Guido Santi and Tina Mascara, the directors of Monk with a Camera, were previously best known for their 2007 documentary, the critically acclaimed Chris & Don: A Love Story, about the life-long relationship between the British writer, Christopher Isherwood and the American painter, Don Bachardy.

==Reception==
The New York premiere was on November 21, 2014, at the Walter Reade Theater at Film Society of Lincoln Center in Lincoln Center, Manhattan.

Many reviews were positive. Diana Clarke of the Village Voice called the film "marvelous" and said, "Nicholas Vreeland has a shaved head and a famous last name. The first, obvious and gleaming, advertises his humility and his life as a Tibetan Buddhist monk.
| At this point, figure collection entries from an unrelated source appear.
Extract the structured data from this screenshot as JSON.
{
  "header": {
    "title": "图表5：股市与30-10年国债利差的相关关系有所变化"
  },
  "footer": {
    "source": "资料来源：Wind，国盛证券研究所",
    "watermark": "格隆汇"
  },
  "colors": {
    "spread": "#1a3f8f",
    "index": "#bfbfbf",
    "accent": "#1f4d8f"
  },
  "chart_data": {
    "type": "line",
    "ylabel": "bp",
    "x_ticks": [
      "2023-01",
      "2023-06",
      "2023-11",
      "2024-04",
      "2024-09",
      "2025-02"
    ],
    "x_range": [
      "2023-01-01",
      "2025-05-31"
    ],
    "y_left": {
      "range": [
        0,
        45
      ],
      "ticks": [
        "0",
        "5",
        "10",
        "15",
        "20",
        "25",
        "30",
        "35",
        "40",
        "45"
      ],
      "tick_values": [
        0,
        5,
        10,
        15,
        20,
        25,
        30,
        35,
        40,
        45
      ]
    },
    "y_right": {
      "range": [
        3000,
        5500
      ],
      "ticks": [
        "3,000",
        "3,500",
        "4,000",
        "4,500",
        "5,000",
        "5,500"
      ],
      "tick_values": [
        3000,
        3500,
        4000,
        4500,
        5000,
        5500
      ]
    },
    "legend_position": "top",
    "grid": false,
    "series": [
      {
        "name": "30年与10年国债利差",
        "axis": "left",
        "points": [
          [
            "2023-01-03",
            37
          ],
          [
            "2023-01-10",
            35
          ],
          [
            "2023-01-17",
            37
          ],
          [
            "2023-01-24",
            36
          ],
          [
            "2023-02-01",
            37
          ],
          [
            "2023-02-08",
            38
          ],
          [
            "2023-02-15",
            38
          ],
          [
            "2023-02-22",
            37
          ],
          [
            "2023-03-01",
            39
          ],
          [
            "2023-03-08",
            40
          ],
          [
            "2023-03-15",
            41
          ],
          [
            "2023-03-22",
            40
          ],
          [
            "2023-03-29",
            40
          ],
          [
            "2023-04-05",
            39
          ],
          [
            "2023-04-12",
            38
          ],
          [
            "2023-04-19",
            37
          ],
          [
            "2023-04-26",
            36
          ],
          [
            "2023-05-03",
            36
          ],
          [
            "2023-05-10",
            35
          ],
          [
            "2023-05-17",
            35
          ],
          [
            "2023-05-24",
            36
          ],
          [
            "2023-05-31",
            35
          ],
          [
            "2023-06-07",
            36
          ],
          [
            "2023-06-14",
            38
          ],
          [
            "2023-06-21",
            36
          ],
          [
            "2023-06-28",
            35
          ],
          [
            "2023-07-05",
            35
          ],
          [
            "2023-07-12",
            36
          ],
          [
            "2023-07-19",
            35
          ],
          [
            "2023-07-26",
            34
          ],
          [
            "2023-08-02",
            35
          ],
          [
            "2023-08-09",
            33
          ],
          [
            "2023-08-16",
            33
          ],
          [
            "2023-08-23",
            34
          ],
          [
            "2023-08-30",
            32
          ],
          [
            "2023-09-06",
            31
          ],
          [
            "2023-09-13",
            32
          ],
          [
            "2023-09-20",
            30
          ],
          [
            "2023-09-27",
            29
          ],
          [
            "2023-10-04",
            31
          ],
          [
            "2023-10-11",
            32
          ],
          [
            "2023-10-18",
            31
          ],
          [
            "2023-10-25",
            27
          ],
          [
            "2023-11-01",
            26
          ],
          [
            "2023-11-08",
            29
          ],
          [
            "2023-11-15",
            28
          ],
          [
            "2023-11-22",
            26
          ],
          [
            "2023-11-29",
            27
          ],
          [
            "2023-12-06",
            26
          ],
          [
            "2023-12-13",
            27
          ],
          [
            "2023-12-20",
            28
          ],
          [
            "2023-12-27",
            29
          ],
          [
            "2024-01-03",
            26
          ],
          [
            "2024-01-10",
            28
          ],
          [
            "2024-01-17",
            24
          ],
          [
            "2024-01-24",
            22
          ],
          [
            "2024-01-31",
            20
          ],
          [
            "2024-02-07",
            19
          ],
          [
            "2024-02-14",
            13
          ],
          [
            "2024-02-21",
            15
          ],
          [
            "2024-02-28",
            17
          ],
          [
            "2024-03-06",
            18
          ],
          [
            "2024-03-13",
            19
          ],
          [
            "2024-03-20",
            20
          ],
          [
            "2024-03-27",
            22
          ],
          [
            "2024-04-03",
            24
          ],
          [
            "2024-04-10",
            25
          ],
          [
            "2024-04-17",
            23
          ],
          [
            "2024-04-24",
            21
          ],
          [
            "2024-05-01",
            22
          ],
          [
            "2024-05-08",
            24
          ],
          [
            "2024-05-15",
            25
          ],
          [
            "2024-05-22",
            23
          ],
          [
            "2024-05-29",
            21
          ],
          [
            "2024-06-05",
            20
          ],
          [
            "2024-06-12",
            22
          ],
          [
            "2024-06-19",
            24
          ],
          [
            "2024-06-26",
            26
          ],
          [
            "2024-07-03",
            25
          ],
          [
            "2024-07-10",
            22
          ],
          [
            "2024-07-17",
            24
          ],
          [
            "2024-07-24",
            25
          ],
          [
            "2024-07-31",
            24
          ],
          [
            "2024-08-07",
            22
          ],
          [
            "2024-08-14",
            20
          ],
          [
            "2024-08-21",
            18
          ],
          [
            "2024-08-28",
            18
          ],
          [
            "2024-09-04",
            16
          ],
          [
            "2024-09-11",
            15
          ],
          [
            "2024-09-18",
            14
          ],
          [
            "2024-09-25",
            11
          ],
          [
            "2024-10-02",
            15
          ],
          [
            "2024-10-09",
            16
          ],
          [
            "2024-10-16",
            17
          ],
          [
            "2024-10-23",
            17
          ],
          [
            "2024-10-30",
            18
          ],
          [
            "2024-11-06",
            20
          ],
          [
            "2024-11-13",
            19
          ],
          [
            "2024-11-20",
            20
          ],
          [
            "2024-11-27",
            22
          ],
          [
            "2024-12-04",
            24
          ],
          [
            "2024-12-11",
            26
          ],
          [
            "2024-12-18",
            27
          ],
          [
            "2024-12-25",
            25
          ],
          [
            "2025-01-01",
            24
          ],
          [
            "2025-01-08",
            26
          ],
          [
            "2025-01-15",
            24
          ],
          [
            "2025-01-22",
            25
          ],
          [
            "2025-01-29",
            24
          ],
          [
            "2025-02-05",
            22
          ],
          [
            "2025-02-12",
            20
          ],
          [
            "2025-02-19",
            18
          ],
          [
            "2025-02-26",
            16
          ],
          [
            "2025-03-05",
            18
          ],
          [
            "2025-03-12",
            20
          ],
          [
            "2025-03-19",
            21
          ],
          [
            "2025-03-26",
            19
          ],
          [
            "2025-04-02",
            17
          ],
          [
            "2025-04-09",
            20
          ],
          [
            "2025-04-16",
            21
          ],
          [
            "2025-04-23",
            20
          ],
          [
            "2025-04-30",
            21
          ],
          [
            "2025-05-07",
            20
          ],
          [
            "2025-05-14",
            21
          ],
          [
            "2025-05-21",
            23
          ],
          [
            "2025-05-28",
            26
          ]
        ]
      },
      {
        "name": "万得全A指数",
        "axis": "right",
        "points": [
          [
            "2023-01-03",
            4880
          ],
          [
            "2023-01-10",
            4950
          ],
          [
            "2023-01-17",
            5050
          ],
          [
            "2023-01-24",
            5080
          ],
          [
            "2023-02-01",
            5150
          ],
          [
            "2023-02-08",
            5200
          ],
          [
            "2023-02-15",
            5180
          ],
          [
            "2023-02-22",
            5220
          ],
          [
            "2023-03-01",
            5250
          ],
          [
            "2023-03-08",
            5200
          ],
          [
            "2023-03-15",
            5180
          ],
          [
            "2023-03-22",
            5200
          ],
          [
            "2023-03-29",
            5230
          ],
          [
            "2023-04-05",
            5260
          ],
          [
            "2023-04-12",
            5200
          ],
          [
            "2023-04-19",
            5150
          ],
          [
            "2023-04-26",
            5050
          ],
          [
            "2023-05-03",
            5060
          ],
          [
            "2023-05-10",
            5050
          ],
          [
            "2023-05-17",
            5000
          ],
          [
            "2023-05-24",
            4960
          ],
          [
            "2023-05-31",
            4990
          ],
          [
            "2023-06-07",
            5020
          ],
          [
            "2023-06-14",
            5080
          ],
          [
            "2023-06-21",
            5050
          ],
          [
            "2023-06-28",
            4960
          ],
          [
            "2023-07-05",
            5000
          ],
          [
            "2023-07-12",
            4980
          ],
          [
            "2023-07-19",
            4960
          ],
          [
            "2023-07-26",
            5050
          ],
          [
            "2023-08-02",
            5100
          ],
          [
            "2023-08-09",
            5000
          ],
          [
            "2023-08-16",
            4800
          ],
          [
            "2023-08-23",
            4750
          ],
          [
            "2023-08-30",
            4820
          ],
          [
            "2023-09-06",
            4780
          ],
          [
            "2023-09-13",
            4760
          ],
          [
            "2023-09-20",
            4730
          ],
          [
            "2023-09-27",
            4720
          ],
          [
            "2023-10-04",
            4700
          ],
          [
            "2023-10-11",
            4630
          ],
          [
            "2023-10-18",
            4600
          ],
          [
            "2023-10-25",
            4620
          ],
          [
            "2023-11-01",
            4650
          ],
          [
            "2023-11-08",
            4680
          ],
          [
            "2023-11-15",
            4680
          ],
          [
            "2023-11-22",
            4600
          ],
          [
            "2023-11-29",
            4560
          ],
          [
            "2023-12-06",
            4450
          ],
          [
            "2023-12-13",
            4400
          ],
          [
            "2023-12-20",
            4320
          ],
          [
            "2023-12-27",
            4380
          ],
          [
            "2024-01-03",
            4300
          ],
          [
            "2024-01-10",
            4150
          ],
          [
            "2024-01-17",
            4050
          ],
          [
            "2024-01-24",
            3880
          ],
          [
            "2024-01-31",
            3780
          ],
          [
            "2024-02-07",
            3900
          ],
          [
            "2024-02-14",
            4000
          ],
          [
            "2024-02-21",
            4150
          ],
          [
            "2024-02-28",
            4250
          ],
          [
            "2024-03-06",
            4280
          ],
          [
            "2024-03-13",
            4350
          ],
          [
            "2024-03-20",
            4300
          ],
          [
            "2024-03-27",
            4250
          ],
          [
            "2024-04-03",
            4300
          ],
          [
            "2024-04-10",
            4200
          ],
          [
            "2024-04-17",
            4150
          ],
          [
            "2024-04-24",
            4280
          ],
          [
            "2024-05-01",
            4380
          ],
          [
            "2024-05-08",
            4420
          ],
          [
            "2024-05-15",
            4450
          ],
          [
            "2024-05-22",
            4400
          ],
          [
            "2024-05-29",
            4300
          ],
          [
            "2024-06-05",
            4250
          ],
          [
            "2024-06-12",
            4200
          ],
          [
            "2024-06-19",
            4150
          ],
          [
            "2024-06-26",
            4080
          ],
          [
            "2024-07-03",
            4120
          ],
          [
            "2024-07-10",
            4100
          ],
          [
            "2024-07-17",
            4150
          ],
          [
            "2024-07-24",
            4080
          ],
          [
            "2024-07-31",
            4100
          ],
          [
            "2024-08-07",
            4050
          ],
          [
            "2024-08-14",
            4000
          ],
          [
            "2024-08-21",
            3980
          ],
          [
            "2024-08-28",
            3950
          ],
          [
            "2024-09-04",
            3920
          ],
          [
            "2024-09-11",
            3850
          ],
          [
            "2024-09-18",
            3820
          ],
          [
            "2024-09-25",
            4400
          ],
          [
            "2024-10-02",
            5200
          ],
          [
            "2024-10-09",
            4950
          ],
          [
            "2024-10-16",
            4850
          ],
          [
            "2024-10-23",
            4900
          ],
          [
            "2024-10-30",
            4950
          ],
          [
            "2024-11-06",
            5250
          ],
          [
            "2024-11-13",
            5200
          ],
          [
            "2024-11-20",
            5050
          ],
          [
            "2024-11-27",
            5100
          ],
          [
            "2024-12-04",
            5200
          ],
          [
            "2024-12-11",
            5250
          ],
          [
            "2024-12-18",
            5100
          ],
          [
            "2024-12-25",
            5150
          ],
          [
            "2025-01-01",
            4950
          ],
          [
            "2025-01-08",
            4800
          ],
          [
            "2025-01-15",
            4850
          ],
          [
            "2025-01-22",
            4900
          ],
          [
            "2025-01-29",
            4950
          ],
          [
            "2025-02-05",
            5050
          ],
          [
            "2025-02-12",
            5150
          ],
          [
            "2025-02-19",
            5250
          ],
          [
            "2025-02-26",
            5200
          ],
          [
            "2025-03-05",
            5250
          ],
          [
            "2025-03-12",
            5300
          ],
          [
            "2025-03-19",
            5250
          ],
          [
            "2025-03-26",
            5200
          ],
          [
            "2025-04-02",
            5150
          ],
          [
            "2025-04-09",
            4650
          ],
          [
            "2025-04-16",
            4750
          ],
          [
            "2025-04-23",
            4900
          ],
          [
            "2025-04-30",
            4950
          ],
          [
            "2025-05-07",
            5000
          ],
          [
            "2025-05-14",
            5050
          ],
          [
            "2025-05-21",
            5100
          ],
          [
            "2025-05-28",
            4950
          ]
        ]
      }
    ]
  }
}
The second, subtle and refined, suggests just how hard that humility was to come by."

Godfrey Cheshire on the website RogerEbert.com commented that the film's portrait of Vreeland suggests, "an inner odyssey as extraordinary as any journey across continents, mountain ranges and time zones".

David Noh of Film Journal International called Monk with a Camera an "enthralling and uplifting documentary".

In a review for Variety, Dennis Harvey said the film has an "attractive mix of retro celebrity and spiritual appeal".

However, Ben Kenigsberg in The New York Times was less positive, saying that the film "plays like a fashion shoot with robes".

Monk with a Camera was shown in Los Angeles starting on December 12, 2014, at the Laemmle Royal, and after that was shown in other cinemas nationwide.